Overview

To receive event notifications via Webhooks, clients must authenticate each incoming message to ensure its integrity and origin. Authentication is handled using HMAC signatures, and all webhook deliveries must be made to secure HTTPS endpoints.

Prerequisites

After selecting your subscription topics or events, Newline will issue:

HMAC Key: Used to sign each Webhook event.

You will provide Newline with:

Encryption Key: This is used to encrypt all the messages adding another level of security.
Topic Names: Provided during onboarding and used to identify the source of each event.
Base URL: The HTTPS endpoint where events will be delivered.

Secure Delivery Requirements

All Webhook connections must:

Use HTTPS for endpoint security.
Validate the HMAC signature included in the X-Request-Signature-SHA-256 header.
Include a timestamp in the X-Request-Signature-Timestamp header for signature validation.
Respond within 5 seconds to avoid delivery failure and retries.

Signature Validation

To verify the authenticity of each Webhook event:

Concatenate the raw request body and the X-Request-Signature-Timestamp header value.
Compute the HMAC using the provided key and the SHA-256 algorithm.
Compare the result to the value in the X-Request-Signature-SHA-256 header.

Example validation logic:

payload = request_body + timestamp_header
signature = HMAC_SHA256(payload, hmac_key)

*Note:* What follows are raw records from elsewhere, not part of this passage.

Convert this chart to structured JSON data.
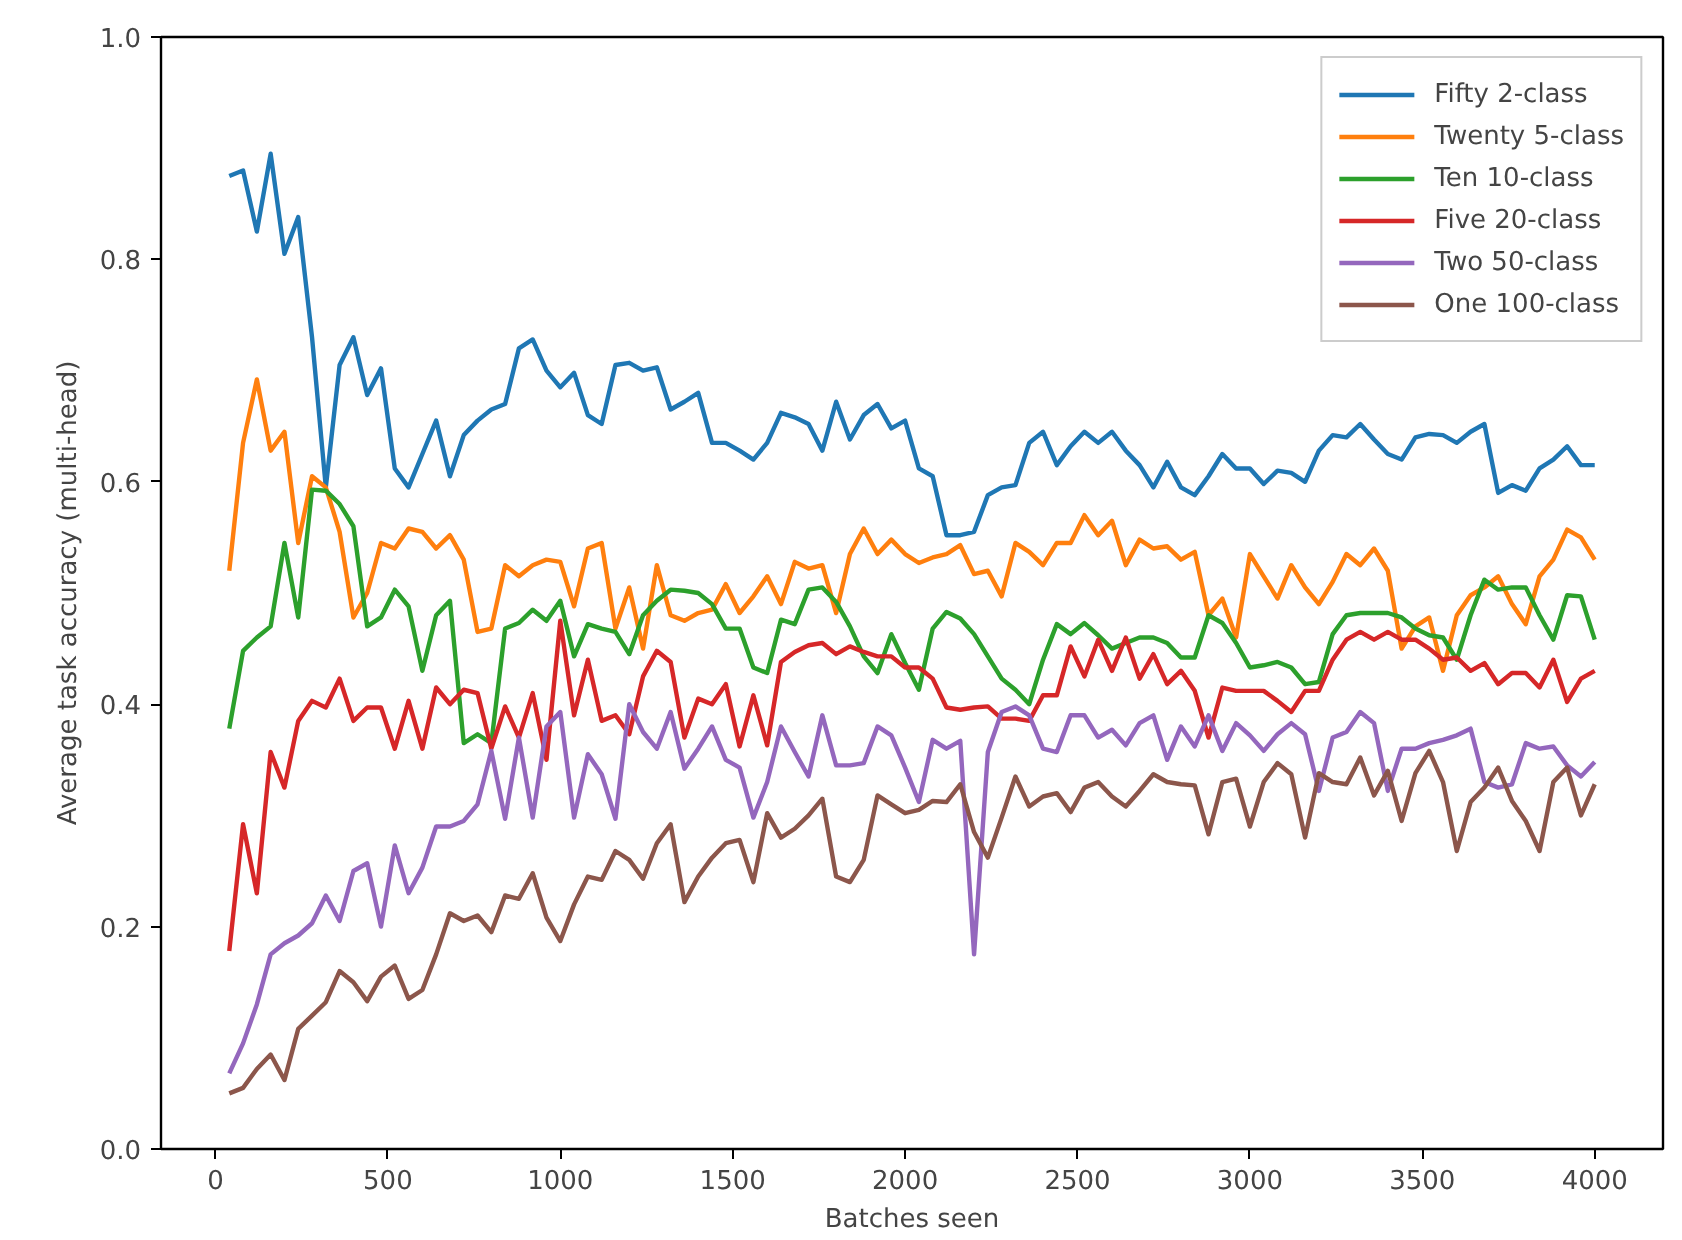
{
  "chart_data": {
    "type": "line",
    "xlabel": "Batches seen",
    "ylabel": "Average task accuracy (multi-head)",
    "x": [
      40,
      80,
      120,
      160,
      200,
      240,
      280,
      320,
      360,
      400,
      440,
      480,
      520,
      560,
      600,
      640,
      680,
      720,
      760,
      800,
      840,
      880,
      920,
      960,
      1000,
      1040,
      1080,
      1120,
      1160,
      1200,
      1240,
      1280,
      1320,
      1360,
      1400,
      1440,
      1480,
      1520,
      1560,
      1600,
      1640,
      1680,
      1720,
      1760,
      1800,
      1840,
      1880,
      1920,
      1960,
      2000,
      2040,
      2080,
      2120,
      2160,
      2200,
      2240,
      2280,
      2320,
      2360,
      2400,
      2440,
      2480,
      2520,
      2560,
      2600,
      2640,
      2680,
      2720,
      2760,
      2800,
      2840,
      2880,
      2920,
      2960,
      3000,
      3040,
      3080,
      3120,
      3160,
      3200,
      3240,
      3280,
      3320,
      3360,
      3400,
      3440,
      3480,
      3520,
      3560,
      3600,
      3640,
      3680,
      3720,
      3760,
      3800,
      3840,
      3880,
      3920,
      3960,
      4000
    ],
    "xlim": [
      -158,
      4198
    ],
    "xticks": [
      0,
      500,
      1000,
      1500,
      2000,
      2500,
      3000,
      3500,
      4000
    ],
    "ylim": [
      0,
      1
    ],
    "yticks": [
      {
        "value": 0,
        "label": "0.0"
      },
      {
        "value": 0.2,
        "label": "0.2"
      },
      {
        "value": 0.4,
        "label": "0.4"
      },
      {
        "value": 0.6,
        "label": "0.6"
      },
      {
        "value": 0.8,
        "label": "0.8"
      },
      {
        "value": 1,
        "label": "1.0"
      }
    ],
    "grid": false,
    "legend": "top right",
    "marker": "none",
    "line_style": "solid",
    "series": [
      {
        "name": "Fifty 2-class",
        "color": "#1f77b4",
        "values": [
          0.875,
          0.88,
          0.825,
          0.895,
          0.805,
          0.838,
          0.73,
          0.595,
          0.705,
          0.73,
          0.678,
          0.702,
          0.612,
          0.595,
          0.625,
          0.655,
          0.605,
          0.642,
          0.655,
          0.665,
          0.67,
          0.72,
          0.728,
          0.7,
          0.685,
          0.698,
          0.66,
          0.652,
          0.705,
          0.707,
          0.7,
          0.703,
          0.665,
          0.672,
          0.68,
          0.635,
          0.635,
          0.628,
          0.62,
          0.635,
          0.662,
          0.658,
          0.652,
          0.628,
          0.672,
          0.638,
          0.66,
          0.67,
          0.648,
          0.655,
          0.612,
          0.605,
          0.552,
          0.552,
          0.555,
          0.588,
          0.595,
          0.597,
          0.635,
          0.645,
          0.615,
          0.632,
          0.645,
          0.635,
          0.645,
          0.628,
          0.615,
          0.595,
          0.618,
          0.595,
          0.588,
          0.605,
          0.625,
          0.612,
          0.612,
          0.598,
          0.61,
          0.608,
          0.6,
          0.628,
          0.642,
          0.64,
          0.652,
          0.638,
          0.625,
          0.62,
          0.64,
          0.643,
          0.642,
          0.635,
          0.645,
          0.652,
          0.59,
          0.597,
          0.592,
          0.612,
          0.62,
          0.632,
          0.615,
          0.615
        ]
      },
      {
        "name": "Twenty 5-class",
        "color": "#ff7f0e",
        "values": [
          0.52,
          0.635,
          0.692,
          0.628,
          0.645,
          0.545,
          0.605,
          0.595,
          0.555,
          0.478,
          0.5,
          0.545,
          0.54,
          0.558,
          0.555,
          0.54,
          0.552,
          0.53,
          0.465,
          0.468,
          0.525,
          0.515,
          0.525,
          0.53,
          0.528,
          0.488,
          0.54,
          0.545,
          0.468,
          0.505,
          0.45,
          0.525,
          0.48,
          0.475,
          0.482,
          0.485,
          0.508,
          0.482,
          0.497,
          0.515,
          0.49,
          0.528,
          0.522,
          0.525,
          0.482,
          0.535,
          0.558,
          0.535,
          0.548,
          0.535,
          0.527,
          0.532,
          0.535,
          0.543,
          0.517,
          0.52,
          0.497,
          0.545,
          0.537,
          0.525,
          0.545,
          0.545,
          0.57,
          0.552,
          0.565,
          0.525,
          0.548,
          0.54,
          0.542,
          0.53,
          0.537,
          0.48,
          0.495,
          0.46,
          0.535,
          0.515,
          0.495,
          0.525,
          0.505,
          0.49,
          0.51,
          0.535,
          0.525,
          0.54,
          0.52,
          0.45,
          0.47,
          0.478,
          0.43,
          0.48,
          0.498,
          0.505,
          0.515,
          0.49,
          0.472,
          0.515,
          0.53,
          0.557,
          0.55,
          0.53
        ]
      },
      {
        "name": "Ten 10-class",
        "color": "#2ca02c",
        "values": [
          0.378,
          0.448,
          0.46,
          0.47,
          0.545,
          0.478,
          0.593,
          0.592,
          0.58,
          0.56,
          0.47,
          0.478,
          0.503,
          0.488,
          0.43,
          0.48,
          0.493,
          0.365,
          0.373,
          0.365,
          0.468,
          0.473,
          0.485,
          0.475,
          0.493,
          0.443,
          0.472,
          0.468,
          0.465,
          0.445,
          0.48,
          0.493,
          0.503,
          0.502,
          0.5,
          0.49,
          0.468,
          0.468,
          0.433,
          0.428,
          0.476,
          0.472,
          0.503,
          0.505,
          0.492,
          0.47,
          0.443,
          0.428,
          0.463,
          0.437,
          0.413,
          0.468,
          0.483,
          0.477,
          0.463,
          0.443,
          0.423,
          0.413,
          0.4,
          0.44,
          0.472,
          0.463,
          0.473,
          0.462,
          0.45,
          0.455,
          0.46,
          0.46,
          0.455,
          0.442,
          0.442,
          0.48,
          0.473,
          0.455,
          0.433,
          0.435,
          0.438,
          0.433,
          0.418,
          0.42,
          0.463,
          0.48,
          0.482,
          0.482,
          0.482,
          0.478,
          0.468,
          0.462,
          0.46,
          0.44,
          0.48,
          0.512,
          0.503,
          0.505,
          0.505,
          0.48,
          0.458,
          0.498,
          0.497,
          0.458
        ]
      },
      {
        "name": "Five 20-class",
        "color": "#d62728",
        "values": [
          0.178,
          0.292,
          0.23,
          0.357,
          0.325,
          0.385,
          0.403,
          0.397,
          0.423,
          0.385,
          0.397,
          0.397,
          0.36,
          0.403,
          0.36,
          0.415,
          0.4,
          0.413,
          0.41,
          0.36,
          0.398,
          0.37,
          0.41,
          0.35,
          0.475,
          0.39,
          0.44,
          0.385,
          0.39,
          0.373,
          0.425,
          0.448,
          0.438,
          0.37,
          0.405,
          0.4,
          0.418,
          0.362,
          0.408,
          0.363,
          0.438,
          0.447,
          0.453,
          0.455,
          0.445,
          0.452,
          0.447,
          0.443,
          0.443,
          0.433,
          0.433,
          0.423,
          0.397,
          0.395,
          0.397,
          0.398,
          0.387,
          0.387,
          0.385,
          0.408,
          0.408,
          0.452,
          0.425,
          0.458,
          0.43,
          0.46,
          0.423,
          0.445,
          0.418,
          0.43,
          0.412,
          0.37,
          0.415,
          0.412,
          0.412,
          0.412,
          0.403,
          0.393,
          0.412,
          0.412,
          0.44,
          0.458,
          0.465,
          0.458,
          0.465,
          0.458,
          0.458,
          0.45,
          0.44,
          0.442,
          0.43,
          0.437,
          0.418,
          0.428,
          0.428,
          0.415,
          0.44,
          0.402,
          0.423,
          0.43
        ]
      },
      {
        "name": "Two 50-class",
        "color": "#9467bd",
        "values": [
          0.068,
          0.095,
          0.13,
          0.175,
          0.185,
          0.192,
          0.203,
          0.228,
          0.205,
          0.25,
          0.257,
          0.2,
          0.273,
          0.23,
          0.253,
          0.29,
          0.29,
          0.295,
          0.31,
          0.358,
          0.297,
          0.37,
          0.298,
          0.38,
          0.393,
          0.298,
          0.355,
          0.337,
          0.297,
          0.4,
          0.375,
          0.36,
          0.393,
          0.342,
          0.36,
          0.38,
          0.35,
          0.343,
          0.298,
          0.33,
          0.38,
          0.357,
          0.335,
          0.39,
          0.345,
          0.345,
          0.347,
          0.38,
          0.372,
          0.343,
          0.312,
          0.368,
          0.36,
          0.367,
          0.175,
          0.357,
          0.393,
          0.398,
          0.39,
          0.36,
          0.357,
          0.39,
          0.39,
          0.37,
          0.377,
          0.363,
          0.383,
          0.39,
          0.35,
          0.38,
          0.362,
          0.39,
          0.358,
          0.383,
          0.372,
          0.358,
          0.373,
          0.383,
          0.373,
          0.322,
          0.37,
          0.375,
          0.393,
          0.383,
          0.322,
          0.36,
          0.36,
          0.365,
          0.368,
          0.372,
          0.378,
          0.33,
          0.325,
          0.328,
          0.365,
          0.36,
          0.362,
          0.345,
          0.335,
          0.348
        ]
      },
      {
        "name": "One 100-class",
        "color": "#8c564b",
        "values": [
          0.05,
          0.055,
          0.072,
          0.085,
          0.062,
          0.108,
          0.12,
          0.132,
          0.16,
          0.15,
          0.133,
          0.155,
          0.165,
          0.135,
          0.143,
          0.175,
          0.212,
          0.205,
          0.21,
          0.195,
          0.228,
          0.225,
          0.248,
          0.208,
          0.187,
          0.22,
          0.245,
          0.242,
          0.268,
          0.26,
          0.243,
          0.275,
          0.292,
          0.222,
          0.245,
          0.262,
          0.275,
          0.278,
          0.24,
          0.302,
          0.28,
          0.288,
          0.3,
          0.315,
          0.245,
          0.24,
          0.26,
          0.318,
          0.31,
          0.302,
          0.305,
          0.313,
          0.312,
          0.328,
          0.285,
          0.262,
          0.298,
          0.335,
          0.308,
          0.317,
          0.32,
          0.303,
          0.325,
          0.33,
          0.317,
          0.308,
          0.322,
          0.337,
          0.33,
          0.328,
          0.327,
          0.283,
          0.33,
          0.333,
          0.29,
          0.33,
          0.347,
          0.337,
          0.28,
          0.338,
          0.33,
          0.328,
          0.352,
          0.318,
          0.34,
          0.295,
          0.338,
          0.358,
          0.33,
          0.268,
          0.312,
          0.325,
          0.343,
          0.313,
          0.295,
          0.268,
          0.33,
          0.343,
          0.3,
          0.328
        ]
      }
    ]
  }
}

Clients must reject any Webhook requests with invalid signatures and log these events for security auditing.

Endpoint Requirements

Webhook events are delivered to the client-provided base URL, which must be:

Secure (HTTPS)
Publicly accessible
Capable of responding within 5 seconds

Use consistent endpoint naming conventions such as /webhooks/transfers.

Tips for Implementation

Store and protect your HMAC key securely.
Implement idempotency using the event ID included in each payload.
Monitor your /webhooks/{topic_name}/health endpoint for diagnostics.
Test thoroughly in the sandbox environment before going live.